Some of this article is interesting, but this isn’t very consequential.

Solar energy arrives on Earth and becomes mass in the form of green leaves, creating food we can eat and use as fuel for thought.

This is not wrong, exactly, but very, very, very little mass in plants comes from photons. It’s vanishingly tiny. Something like 99.9999% of the mass of a plant comes from carbon in the air, water, and nutrients in the soil and definitely not from photons (energy).

It’s surprisingly difficult to find out how many watt-hours of energy for instance an average tree actually absorbs per year, so let’s just try to get order of magnitude estimate going on. Assume a small tree absorbs (not receives) 100,000 watt-hours of energy per year. How much of this will be converted to mass?

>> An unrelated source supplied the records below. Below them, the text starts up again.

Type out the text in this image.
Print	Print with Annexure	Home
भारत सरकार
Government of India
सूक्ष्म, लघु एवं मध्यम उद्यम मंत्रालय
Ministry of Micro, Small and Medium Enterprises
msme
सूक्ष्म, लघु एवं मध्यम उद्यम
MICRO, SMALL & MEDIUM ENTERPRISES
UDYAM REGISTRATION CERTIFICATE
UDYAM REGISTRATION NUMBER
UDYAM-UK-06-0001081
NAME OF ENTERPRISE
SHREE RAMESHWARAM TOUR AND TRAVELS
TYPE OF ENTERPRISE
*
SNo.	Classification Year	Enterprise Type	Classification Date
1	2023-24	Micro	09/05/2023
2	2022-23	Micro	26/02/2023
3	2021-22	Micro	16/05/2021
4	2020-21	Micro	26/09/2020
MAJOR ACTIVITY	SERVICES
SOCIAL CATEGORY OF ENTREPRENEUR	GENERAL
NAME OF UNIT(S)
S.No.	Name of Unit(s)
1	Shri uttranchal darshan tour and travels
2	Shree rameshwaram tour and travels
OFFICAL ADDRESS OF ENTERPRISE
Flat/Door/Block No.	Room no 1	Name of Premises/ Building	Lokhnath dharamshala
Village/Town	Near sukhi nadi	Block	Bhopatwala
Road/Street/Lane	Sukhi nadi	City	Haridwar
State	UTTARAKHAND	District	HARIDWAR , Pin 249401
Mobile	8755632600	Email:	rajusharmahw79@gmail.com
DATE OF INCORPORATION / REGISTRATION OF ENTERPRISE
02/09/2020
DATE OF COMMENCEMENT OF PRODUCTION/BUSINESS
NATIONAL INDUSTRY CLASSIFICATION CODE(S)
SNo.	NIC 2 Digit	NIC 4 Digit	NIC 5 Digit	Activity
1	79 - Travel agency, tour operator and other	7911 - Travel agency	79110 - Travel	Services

One watt-hour of energy absorbed is roughly equal to 40 picograms of mass gained. Therefore, 100,000WH x 40pg = 4,000,000pg.

Thus, one small tree would gain only 0.000004 of a gram of mass from solar radiation per year. That’s 4 millionths of a gram of mass.

Do you know why plants gain mass from solar radiation? Yes, yes, mass-energy equivalence, but it’s not hard if you think about how photosynthesis occurs. But that’s a tale for another time.